Dr Rangan ChatterjeeHow To Make Life Exciting Again (Every Adult Needs This)
At a glance
WHAT IT’S REALLY ABOUT
Find a fun sport to boost health, mood, connection, youthfulness
- Long-term health changes tend to stick only when the behavior is genuinely enjoyable, not purely “good for you.”
- Chatterjee uses his recent passion for playing padel to show how fun-driven movement can improve fitness markers like resting heart rate as a byproduct.
- He argues that learning a new sport builds cognitive resilience by developing new skills and strategic thinking.
- Because padel is typically doubles, it naturally creates social connection, reduces screen time, and can counter loneliness and modern social division.
- A playful, immersive activity can make you feel younger and more present, and he encourages viewers to experiment until they find their own equivalent hobby.
IDEAS WORTH REMEMBERING
5 ideasIf it isn’t enjoyable, it likely won’t be sustainable.
He challenges the belief that you must choose between health and enjoyment, arguing that lasting habits need built-in pleasure or you’ll abandon them.
Choose activities for fun; let health benefits be the side effect.

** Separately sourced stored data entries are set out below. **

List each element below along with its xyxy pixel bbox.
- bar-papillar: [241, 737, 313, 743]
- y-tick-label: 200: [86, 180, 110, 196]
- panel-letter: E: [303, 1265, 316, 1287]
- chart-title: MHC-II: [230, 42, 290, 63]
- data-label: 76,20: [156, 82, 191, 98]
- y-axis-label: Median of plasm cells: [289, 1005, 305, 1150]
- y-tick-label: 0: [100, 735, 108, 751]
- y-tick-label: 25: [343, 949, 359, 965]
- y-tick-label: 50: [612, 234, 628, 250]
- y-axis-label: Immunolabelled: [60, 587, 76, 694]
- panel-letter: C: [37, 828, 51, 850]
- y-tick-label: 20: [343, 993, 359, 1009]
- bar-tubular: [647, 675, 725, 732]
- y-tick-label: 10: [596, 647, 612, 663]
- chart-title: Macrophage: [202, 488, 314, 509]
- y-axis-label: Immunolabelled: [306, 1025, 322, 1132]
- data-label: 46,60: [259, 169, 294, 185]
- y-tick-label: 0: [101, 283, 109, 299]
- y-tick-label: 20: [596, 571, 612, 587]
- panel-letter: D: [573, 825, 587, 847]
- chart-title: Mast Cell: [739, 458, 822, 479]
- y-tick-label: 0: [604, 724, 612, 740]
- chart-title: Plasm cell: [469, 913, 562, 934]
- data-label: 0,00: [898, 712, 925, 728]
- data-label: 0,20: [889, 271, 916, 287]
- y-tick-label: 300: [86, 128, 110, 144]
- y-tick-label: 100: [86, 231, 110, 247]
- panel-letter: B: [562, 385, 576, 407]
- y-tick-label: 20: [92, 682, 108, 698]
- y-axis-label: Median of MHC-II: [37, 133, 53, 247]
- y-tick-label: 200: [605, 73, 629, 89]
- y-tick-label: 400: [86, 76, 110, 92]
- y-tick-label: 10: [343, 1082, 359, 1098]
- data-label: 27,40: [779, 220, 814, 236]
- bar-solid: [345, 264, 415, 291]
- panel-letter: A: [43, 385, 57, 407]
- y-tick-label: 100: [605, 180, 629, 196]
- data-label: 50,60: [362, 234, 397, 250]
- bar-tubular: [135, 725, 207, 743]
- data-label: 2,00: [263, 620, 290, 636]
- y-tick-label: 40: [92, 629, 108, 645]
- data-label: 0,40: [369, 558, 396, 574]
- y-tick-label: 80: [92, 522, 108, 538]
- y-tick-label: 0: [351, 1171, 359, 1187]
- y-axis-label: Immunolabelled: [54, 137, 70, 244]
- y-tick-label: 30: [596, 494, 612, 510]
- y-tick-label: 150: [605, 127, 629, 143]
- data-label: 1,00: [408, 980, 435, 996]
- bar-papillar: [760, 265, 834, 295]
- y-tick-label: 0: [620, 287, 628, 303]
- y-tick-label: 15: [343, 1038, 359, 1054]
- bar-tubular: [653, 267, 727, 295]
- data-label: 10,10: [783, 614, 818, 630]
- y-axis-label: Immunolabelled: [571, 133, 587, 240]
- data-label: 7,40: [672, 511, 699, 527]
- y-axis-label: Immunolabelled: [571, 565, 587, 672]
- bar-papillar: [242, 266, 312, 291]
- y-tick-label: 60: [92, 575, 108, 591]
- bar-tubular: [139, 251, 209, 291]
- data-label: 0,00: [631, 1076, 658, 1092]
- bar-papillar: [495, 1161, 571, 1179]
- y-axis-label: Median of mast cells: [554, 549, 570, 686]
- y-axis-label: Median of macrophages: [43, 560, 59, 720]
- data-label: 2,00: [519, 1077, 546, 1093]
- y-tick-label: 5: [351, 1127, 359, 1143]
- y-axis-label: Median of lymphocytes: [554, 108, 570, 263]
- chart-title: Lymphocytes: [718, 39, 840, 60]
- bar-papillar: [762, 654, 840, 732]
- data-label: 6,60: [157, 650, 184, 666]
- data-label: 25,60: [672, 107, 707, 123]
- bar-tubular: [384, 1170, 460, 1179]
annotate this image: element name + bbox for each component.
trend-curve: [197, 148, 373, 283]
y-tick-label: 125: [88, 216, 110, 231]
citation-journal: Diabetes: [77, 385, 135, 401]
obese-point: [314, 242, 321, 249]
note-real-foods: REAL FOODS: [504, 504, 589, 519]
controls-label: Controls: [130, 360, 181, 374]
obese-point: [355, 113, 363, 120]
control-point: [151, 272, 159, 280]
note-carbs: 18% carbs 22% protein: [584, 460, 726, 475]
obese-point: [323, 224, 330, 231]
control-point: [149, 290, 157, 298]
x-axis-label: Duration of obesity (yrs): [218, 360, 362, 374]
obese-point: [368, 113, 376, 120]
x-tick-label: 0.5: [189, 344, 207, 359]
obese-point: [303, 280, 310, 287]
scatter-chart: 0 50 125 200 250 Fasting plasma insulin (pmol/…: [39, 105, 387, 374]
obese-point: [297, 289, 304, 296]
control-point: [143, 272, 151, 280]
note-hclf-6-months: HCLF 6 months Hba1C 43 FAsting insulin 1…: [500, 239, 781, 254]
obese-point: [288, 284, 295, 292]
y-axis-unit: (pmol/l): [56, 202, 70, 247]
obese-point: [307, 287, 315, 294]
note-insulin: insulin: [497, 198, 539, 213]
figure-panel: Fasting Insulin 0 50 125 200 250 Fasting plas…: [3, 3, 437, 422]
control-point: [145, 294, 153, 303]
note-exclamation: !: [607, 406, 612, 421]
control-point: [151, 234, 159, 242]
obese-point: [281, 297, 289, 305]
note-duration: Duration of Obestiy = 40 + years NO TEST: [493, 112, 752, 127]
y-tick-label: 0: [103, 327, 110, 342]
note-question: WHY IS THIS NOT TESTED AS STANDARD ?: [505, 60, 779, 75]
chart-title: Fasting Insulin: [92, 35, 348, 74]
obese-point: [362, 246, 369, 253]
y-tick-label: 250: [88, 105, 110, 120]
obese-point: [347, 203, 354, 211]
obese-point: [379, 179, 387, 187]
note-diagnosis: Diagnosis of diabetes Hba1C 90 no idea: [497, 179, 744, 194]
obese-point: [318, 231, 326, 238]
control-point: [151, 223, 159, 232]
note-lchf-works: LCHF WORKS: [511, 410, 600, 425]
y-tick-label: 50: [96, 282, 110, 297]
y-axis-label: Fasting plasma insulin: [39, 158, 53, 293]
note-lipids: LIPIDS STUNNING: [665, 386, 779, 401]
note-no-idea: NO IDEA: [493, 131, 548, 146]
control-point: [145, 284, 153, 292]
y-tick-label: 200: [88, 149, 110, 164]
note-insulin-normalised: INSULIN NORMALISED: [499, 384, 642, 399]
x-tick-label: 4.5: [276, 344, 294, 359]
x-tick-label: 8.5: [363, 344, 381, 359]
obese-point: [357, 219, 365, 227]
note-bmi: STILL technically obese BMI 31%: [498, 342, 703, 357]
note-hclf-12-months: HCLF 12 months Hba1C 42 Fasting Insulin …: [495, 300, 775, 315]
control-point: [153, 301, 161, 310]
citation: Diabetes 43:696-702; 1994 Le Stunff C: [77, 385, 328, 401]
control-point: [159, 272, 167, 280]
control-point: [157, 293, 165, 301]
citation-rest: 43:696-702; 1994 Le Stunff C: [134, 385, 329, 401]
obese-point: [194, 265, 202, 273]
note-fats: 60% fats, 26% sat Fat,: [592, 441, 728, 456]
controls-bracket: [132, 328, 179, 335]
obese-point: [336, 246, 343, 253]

He plays padel because he likes it, and improved fitness (including a lower resting heart rate) follows naturally rather than through willpower alone.
New skills support brain health as you age.
Learning a new sport’s rules, techniques, and patterns provides novel cognitive demands, which he links to reduced risk of cognitive decline.
Add strategy to your movement for extra mental stimulation.
Padel’s emphasis on tactics pushes ongoing learning (e.g., studying positioning and shot selection), combining physical exercise with problem-solving.
Pick “social-by-design” exercise to combat isolation.
Because padel is usually doubles, it creates regular connection with partners/opponents, exposing you to people you might not otherwise meet and reducing screen time.
WORDS WORTH SAVING
5 quotesWhat lies behind this question is the false belief that you can either enjoy your life or be healthy, and the truth is, any change you wanna make in the long term kind of has to be enjoyable to a certain degree, or you're not gonna do it.
— Dr. Rangan Chatterjee
I'm not doing it for my health. Yes, there are health benefits. I'm doing it because I enjoy it, and I don't think we think about that enough when thinking about health behaviors or habits we wanna bring into our life.
— Dr. Rangan Chatterjee
The resting heart rate coming down was a nice consequence of me doing something that I'm enjoying.
— Dr. Rangan Chatterjee
I think in a world now where we think there's so much division, and certainly it seems that way online, I think a sport like Padel, because it has community and sociality built into its very nature, it's almost the antidote to that.
— Dr. Rangan Chatterjee
When I'm playing padel for those 60 minutes or even 90 minutes sometimes, I'm not thinking about anything else. I'm not thinking about my emails, my work, what I've got to do at home. Nothing. I'm fully present and engaged in the game.
— Dr. Rangan Chatterjee
High quality AI-generated summary created from speaker-labeled transcript.